When Abbie Dwelle, Wendy Hawkins, Olivia Griffin, and Kirsten Hove purchased Paul’s Hat Works in San Francisco, the four females began referring to themselves as the “Four Pauls.” A Retail Customer Experience posting reported that the four also came up with innovative guerilla marketing techniques—low cost, locally-based, attention-getting.
Paul’s Hat Works custom-crafted men’s hats at prices ranging from around $250 to more than $850. Although the shop headed up the San Francisco hat trade since 1918, the purchase by the Four Pauls in 2009 coincided with blockbuster interest in the TV series “Mad Men,” about an era in which businessmen wore hats.
Building on this interest, Paul’s Hat Works set up the front windows of the store to reflect scenes from the 1950’s and 1960’s. They then invited visitors to try on a hat and sit in the window for a bit. The Four Pauls sent out press releases, posted the invite on the store’s blog, and had updates on their Facebook page. Soon word-of-mouth took hold. In the end, there were too many volunteers for sitting than store hours allowed. Sales increased by about 10%.
Then President Obama was featured in the San Francisco Chronicle Style section wearing a Paul’s Hat Works chapeau designed specifically for him. The sponsor was local author Robert Mailer Anderson, a regular customer of the shop, according to the Chronicle article.
But for such a celebrity endorsement to have maximum influence, it needs to make sense to prospective shoppers that the celebrity is endorsing and why. After all, President Obama hadn’t ordered the hat. Fortunately for Paul’s Hat Works, Mr. Anderson says he extracted from the president a quote that in wearing the black-beaver-fur-felt fedora with a vintage grosgrain band in grey when going out on a date night with wife Michelle, “In a hat like this, I could get lucky.”

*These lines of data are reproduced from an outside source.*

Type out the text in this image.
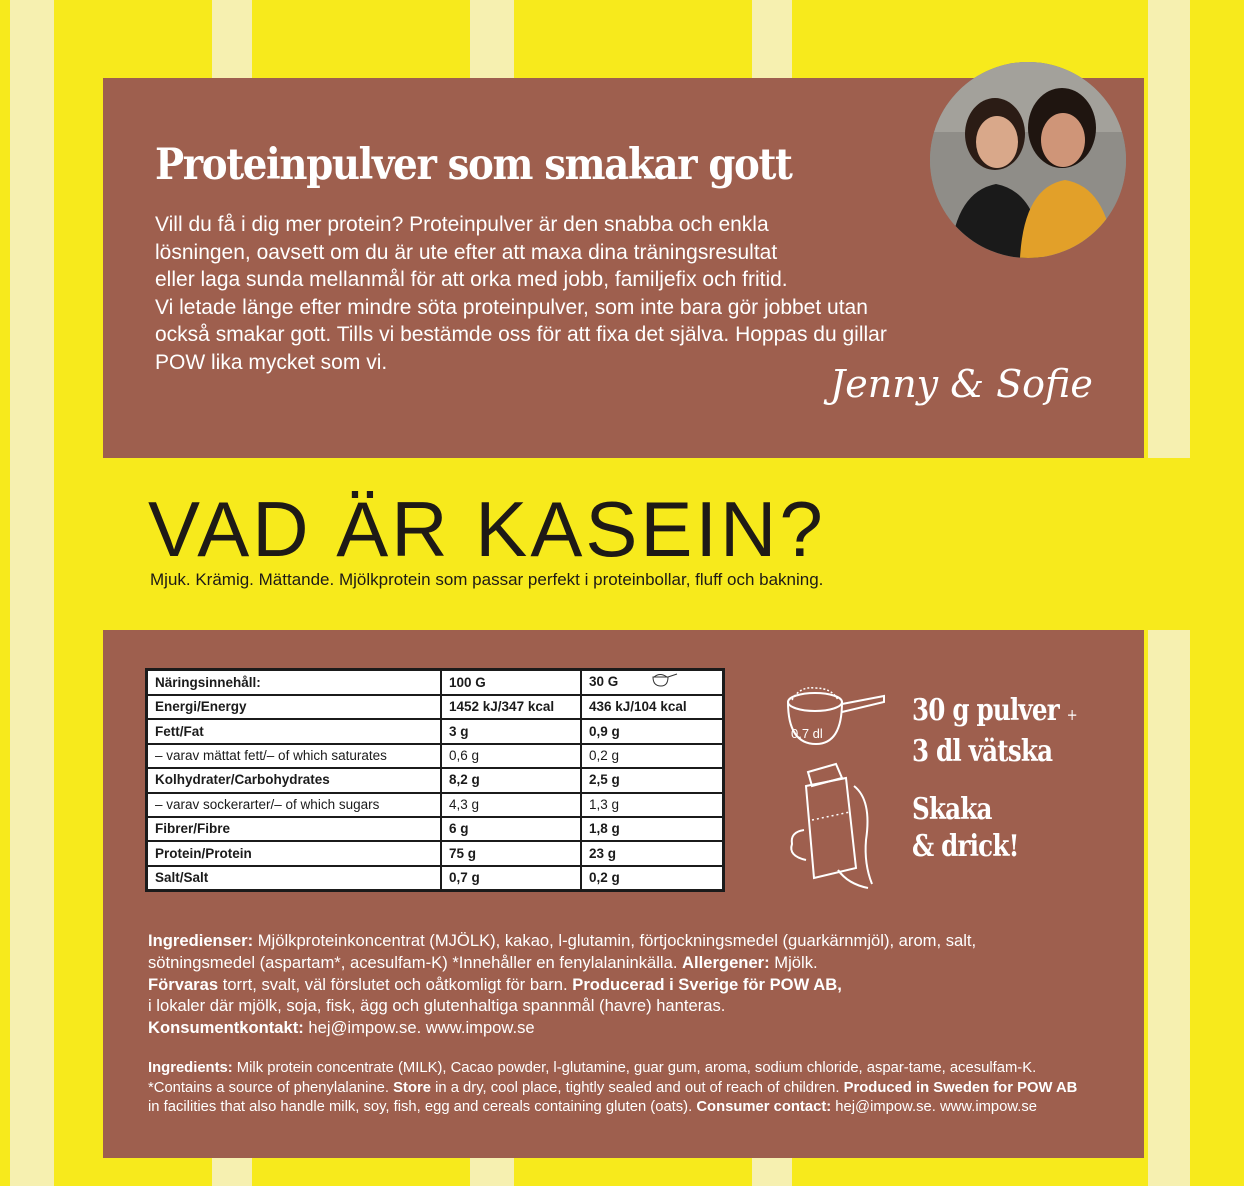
Proteinpulver som smakar gott

Vill du få i dig mer protein? Proteinpulver är den snabba och enkla
lösningen, oavsett om du är ute efter att maxa dina träningsresultat
eller laga sunda mellanmål för att orka med jobb, familjefix och fritid.
Vi letade länge efter mindre söta proteinpulver, som inte bara gör jobbet utan
också smakar gott. Tills vi bestämde oss för att fixa det själva. Hoppas du gillar
POW lika mycket som vi.	Jenny & Sofie
VAD ÄR KASEIN?

Mjuk. Krämig. Mättande. Mjölkprotein som passar perfekt i proteinbollar, fluff och bakning.

Näringsinnehåll:	100 G	30 G
Energi/Energy	1452 kJ/347 kcal	436 kJ/104 kcal
Fett/Fat	3 g	0,9 g
– varav mättat fett/– of which saturates	0,6 g	0,2 g
Kolhydrater/Carbohydrates	8,2 g	2,5 g
– varav sockerarter/– of which sugars	4,3 g	1,3 g
Fibrer/Fibre	6 g	1,8 g
Protein/Protein	75 g	23 g
Salt/Salt	0,7 g	0,2 g
0,7 dl
30 g pulver +
3 dl vätska
Skaka
& drick!

Ingredienser: Mjölkproteinkoncentrat (MJÖLK), kakao, l-glutamin, förtjockningsmedel (guarkärnmjöl), arom, salt, sötningsmedel (aspartam*, acesulfam-K) *Innehåller en fenylalaninkälla. Allergener: Mjölk.
Förvaras torrt, svalt, väl förslutet och oåtkomligt för barn. Producerad i Sverige för POW AB,
i lokaler där mjölk, soja, fisk, ägg och glutenhaltiga spannmål (havre) hanteras.
Konsumentkontakt: hej@impow.se. www.impow.se

Ingredients: Milk protein concentrate (MILK), Cacao powder, l-glutamine, guar gum, aroma, sodium chloride, aspar-tame, acesulfam-K. *Contains a source of phenylalanine. Store in a dry, cool place, tightly sealed and out of reach of children. Produced in Sweden for POW AB in facilities that also handle milk, soy, fish, egg and cereals containing gluten (oats). Consumer contact: hej@impow.se. www.impow.se
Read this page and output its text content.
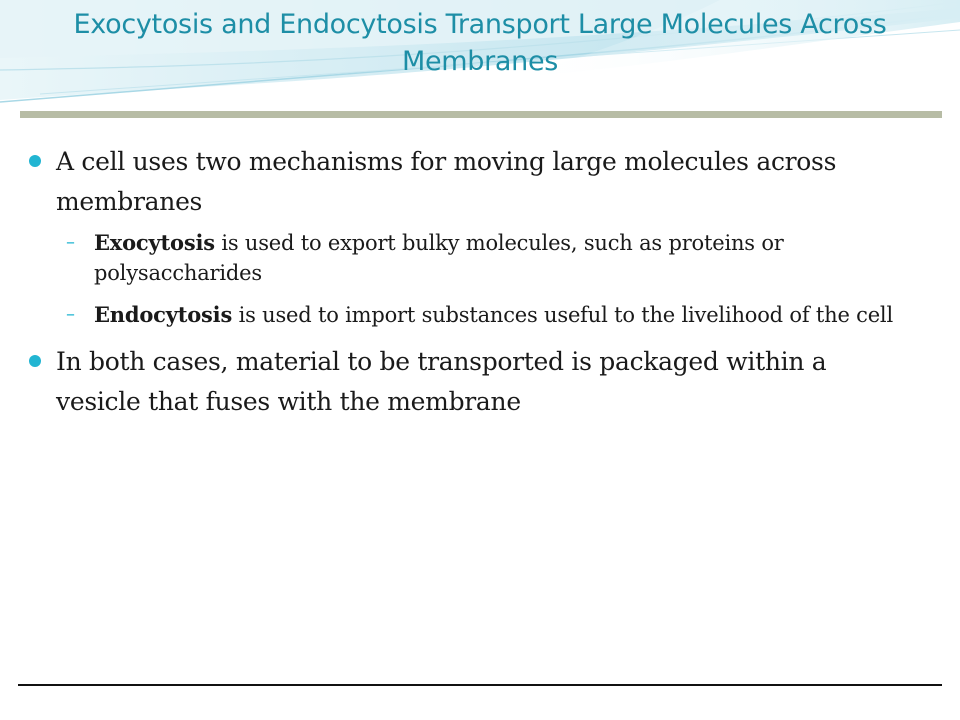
Exocytosis and Endocytosis Transport Large Molecules Across Membranes
A cell uses two mechanisms for moving large molecules across membranes
– Exocytosis is used to export bulky molecules, such as proteins or polysaccharides
– Endocytosis is used to import substances useful to the livelihood of the cell
In both cases, material to be transported is packaged within a vesicle that fuses with the membrane
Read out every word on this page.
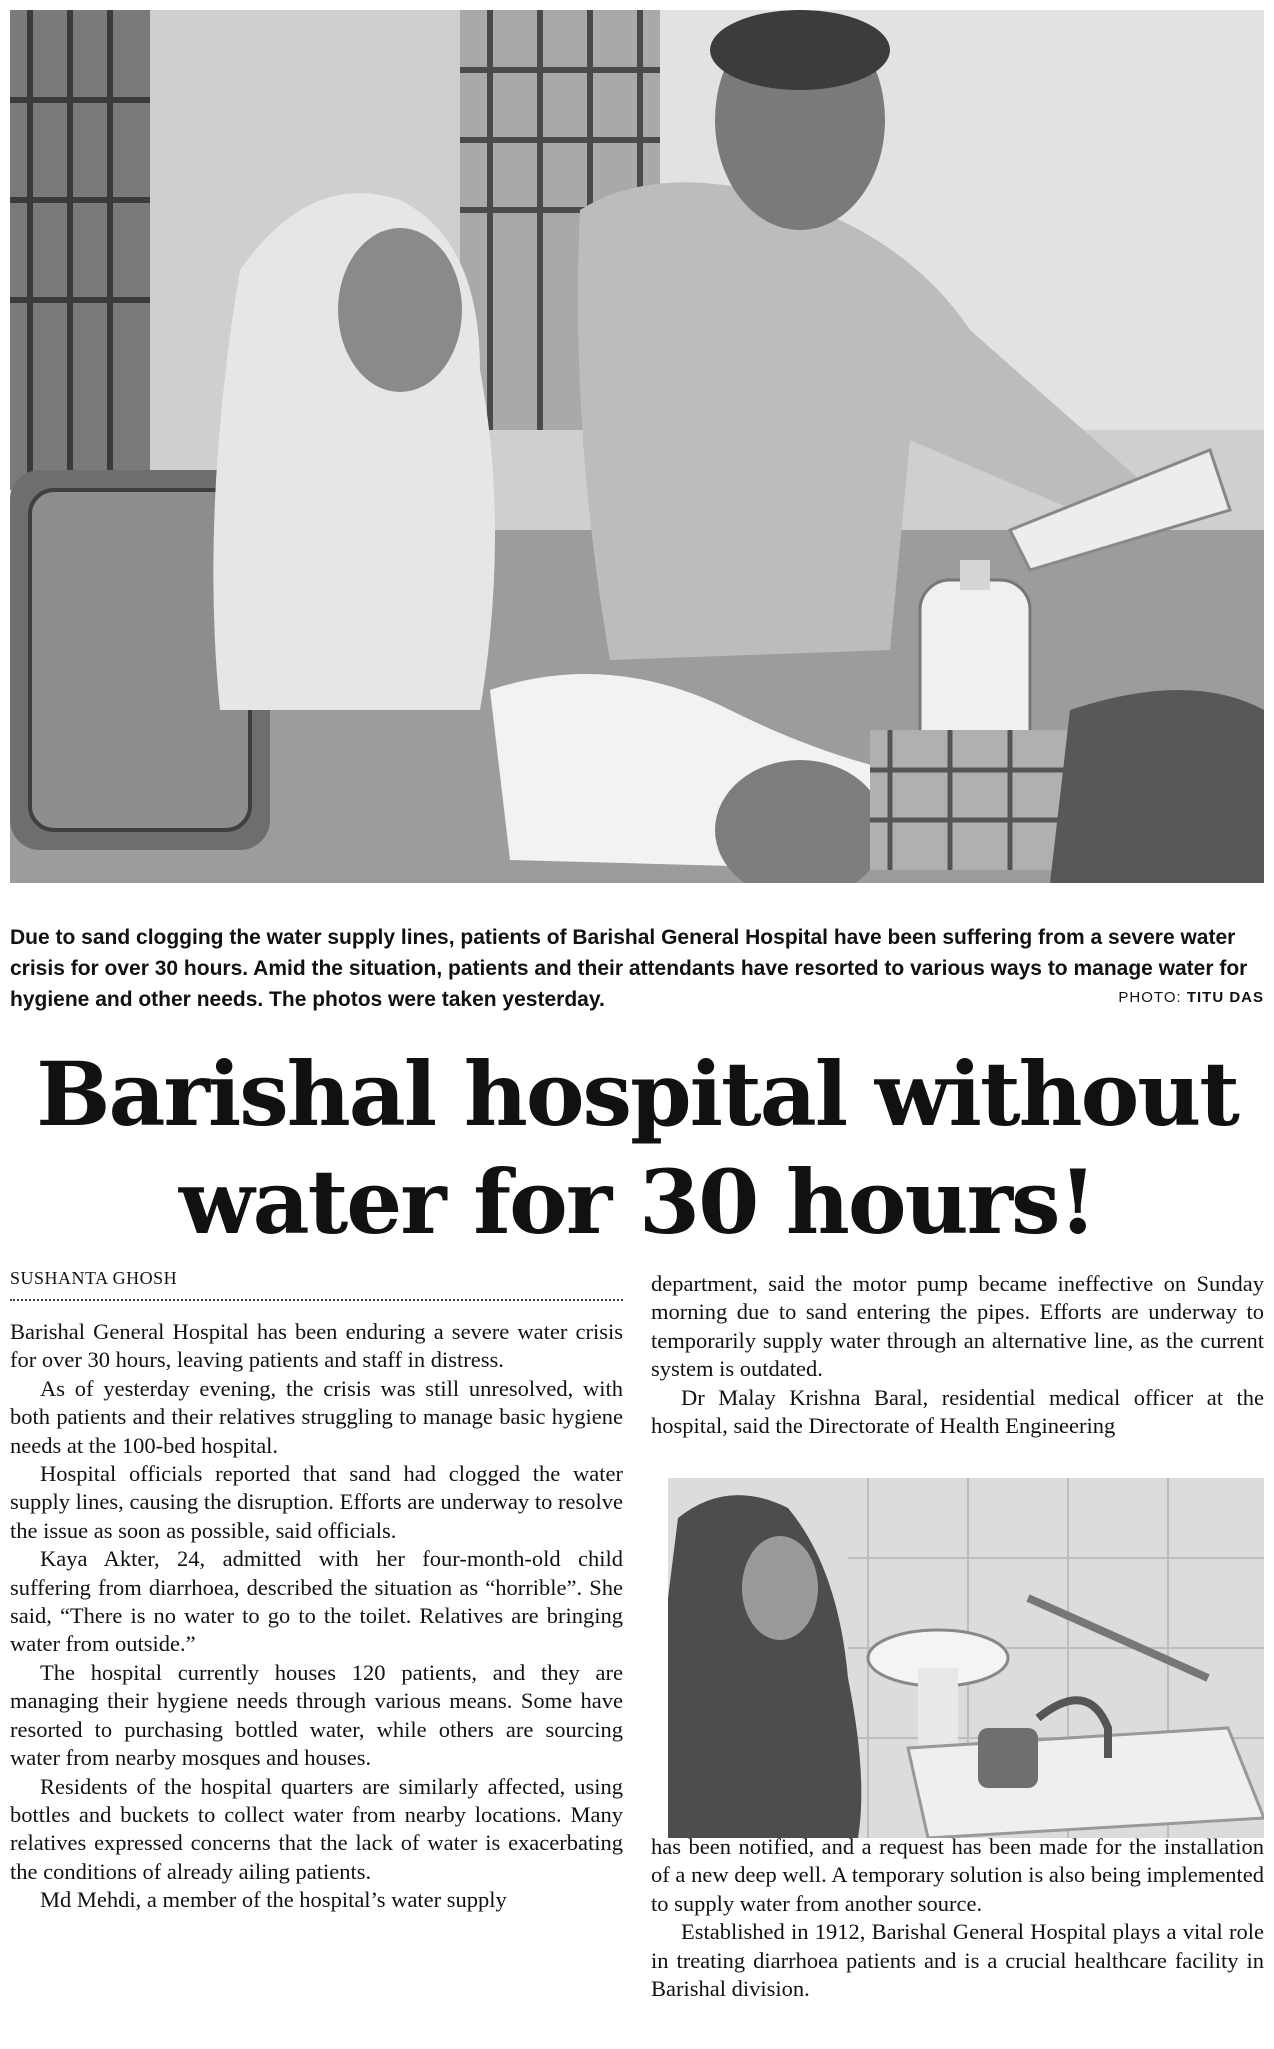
Due to sand clogging the water supply lines, patients of Barishal General Hospital have been suffering from a severe water crisis for over 30 hours. Amid the situation, patients and their attendants have resorted to various ways to manage water for hygiene and other needs. The photos were taken yesterday.	PHOTO: TITU DAS
Barishal hospital without
water for 30 hours!
SUSHANTA GHOSH

Barishal General Hospital has been enduring a severe water crisis for over 30 hours, leaving patients and staff in distress.

As of yesterday evening, the crisis was still unresolved, with both patients and their relatives struggling to manage basic hygiene needs at the 100-bed hospital.

Hospital officials reported that sand had clogged the water supply lines, causing the disruption. Efforts are underway to resolve the issue as soon as possible, said officials.

Kaya Akter, 24, admitted with her four-month-old child suffering from diarrhoea, described the situation as “horrible”. She said, “There is no water to go to the toilet. Relatives are bringing water from outside.”

The hospital currently houses 120 patients, and they are managing their hygiene needs through various means. Some have resorted to purchasing bottled water, while others are sourcing water from nearby mosques and houses.

Residents of the hospital quarters are similarly affected, using bottles and buckets to collect water from nearby locations. Many relatives expressed concerns that the lack of water is exacerbating the conditions of already ailing patients.

Md Mehdi, a member of the hospital’s water supply

department, said the motor pump became ineffective on Sunday morning due to sand entering the pipes. Efforts are underway to temporarily supply water through an alternative line, as the current system is outdated.

Dr Malay Krishna Baral, residential medical officer at the hospital, said the Directorate of Health Engineering

has been notified, and a request has been made for the installation of a new deep well. A temporary solution is also being implemented to supply water from another source.

Established in 1912, Barishal General Hospital plays a vital role in treating diarrhoea patients and is a crucial healthcare facility in Barishal division.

With her excellent guerilla marketing sense, Ms. Griffin, one of the Four Pauls, added the angle of benefit to society by saying, “It would be great to have a president support the hat industry. It would create jobs.”
It was nearly a century ago that Coco Chanel began building a retailing fortune by designing and selling hats while fashioning an elaborate biography for herself to better publicize her wares. Hats off to the tradition of innovative guerilla marketing!